Пыль песков Фарсистана, застлавшая путь Авитара, насыщала кожу Королева. В Гёмштепе поэт едва не был разоблачен Джунаид-ханом — предводителем туркменских племен, внутри которых разбойники-кандакчи совершали из пустыни набеги на языческий маздакский Иран, грабеж и захват рабов прикрывая священными целями. Рабы, не выкупленные родственниками, отправлялись угнетателями в Хиву, на продажу. Дервишам кандакчи выдавали десятину — монетами и угощением; зазывали в юрты. Славяне, совершая морские набеги, иногда нападали на селения, сжигали их, освобождая пленных. Туркмены принимали эти походы за религиозную войну. Джунаид-хан кормил Королева одним бараньим жиром с чаем, испытывая его крепость пустынника.
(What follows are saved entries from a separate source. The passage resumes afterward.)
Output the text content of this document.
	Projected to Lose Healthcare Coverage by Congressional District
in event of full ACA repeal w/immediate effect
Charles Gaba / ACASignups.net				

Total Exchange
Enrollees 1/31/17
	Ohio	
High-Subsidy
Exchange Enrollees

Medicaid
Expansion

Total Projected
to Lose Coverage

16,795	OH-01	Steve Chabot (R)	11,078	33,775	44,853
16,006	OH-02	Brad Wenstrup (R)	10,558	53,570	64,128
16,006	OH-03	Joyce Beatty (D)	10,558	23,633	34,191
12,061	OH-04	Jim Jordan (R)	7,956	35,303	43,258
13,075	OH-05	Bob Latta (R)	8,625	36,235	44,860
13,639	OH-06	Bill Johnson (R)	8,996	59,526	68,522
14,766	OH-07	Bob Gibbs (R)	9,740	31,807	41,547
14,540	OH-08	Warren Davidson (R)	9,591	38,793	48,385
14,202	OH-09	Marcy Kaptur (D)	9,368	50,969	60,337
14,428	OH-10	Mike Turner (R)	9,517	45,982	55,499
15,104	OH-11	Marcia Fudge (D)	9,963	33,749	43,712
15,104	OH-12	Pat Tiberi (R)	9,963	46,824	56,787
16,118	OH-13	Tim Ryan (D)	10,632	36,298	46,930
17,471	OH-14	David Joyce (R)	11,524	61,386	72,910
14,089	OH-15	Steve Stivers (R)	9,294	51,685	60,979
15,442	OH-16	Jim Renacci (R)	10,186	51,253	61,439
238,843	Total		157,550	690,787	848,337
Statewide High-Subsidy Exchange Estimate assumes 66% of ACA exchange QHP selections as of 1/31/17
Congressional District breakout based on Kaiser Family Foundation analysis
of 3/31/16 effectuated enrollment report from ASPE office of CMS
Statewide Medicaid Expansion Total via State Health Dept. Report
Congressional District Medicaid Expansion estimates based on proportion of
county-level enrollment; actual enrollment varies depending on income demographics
Вчитываясь, подгадывая момент побега из гостеприимных объятий хана, Королев готовился спуститься в пустыню улицы, как в ад, и составлял кодекс маскировки и поведенческой самообороны.

Авитар, в своих прозрениях описывая различные стадии мистического соединения с Богом, внушил Королеву две простые мысли. Первая заключалась в том, что отказ от себя — погружение в “пропасть абсолютной бедности” — растворит личность в Боге. Вторая мысль была непростым усилением первой: поскольку всякая любовь, в том числе и любовь к Богу, эгоистична, то ради истинной любви к Богу следует избавиться от самой любви.

В ночь перед отправкой Королев узрел страшный сон. Фон его составил куб воздуха, наполненный светом и пустыми птичьими клетками. На переднем плане плыл его любимый художник Матисс — уже старый, с запущенной бородкой, в треснутом пенсне, он озабоченно склонялся к невидимому предмету, затерявшемуся в зарешеченных дебрях нестерпимого солнечного света. От этой картины заломило сердце.

LXIX

Постепенно приметы будущего стали одолевать Королева.

По утрам с охраняемой стоянки за новым домом, выстроенным напротив, выезжали машины, чья стоимость раза в три превышала цену его квартиры. У шлагбаума топтались и зыркали телохранители. Королев знал, что если пройти мимо, когда выходит из машины “хозяин”, можно услышать в свой адрес: “У вас шнурок развязался!” Так сметливые телохраны отвлекали внимание от физиономии, которая могла бы запомниться по телевизионным выпускам новостей. Королев дважды попадался на это и впредь избегал шастать мимо.

Поздним вечером стояночная охрана выпускала собак, ночью чутко заливавшихся на чужака, который, случалось, забредал в переулок по разной нужде: срезать к метро, отлить, заплутать. Звонкие собачки — три дворняжных рыжих выблядка (чей папаша, колли Принц из соседнего подъезда, год назад сдох от рака) — будили его по ночам. Жестоко неприятельствуя с пришлыми тварями, загрызая приблудных щенков, эти узкомордые собаки зорко распознавали жителей трех близлежащих домов как своих.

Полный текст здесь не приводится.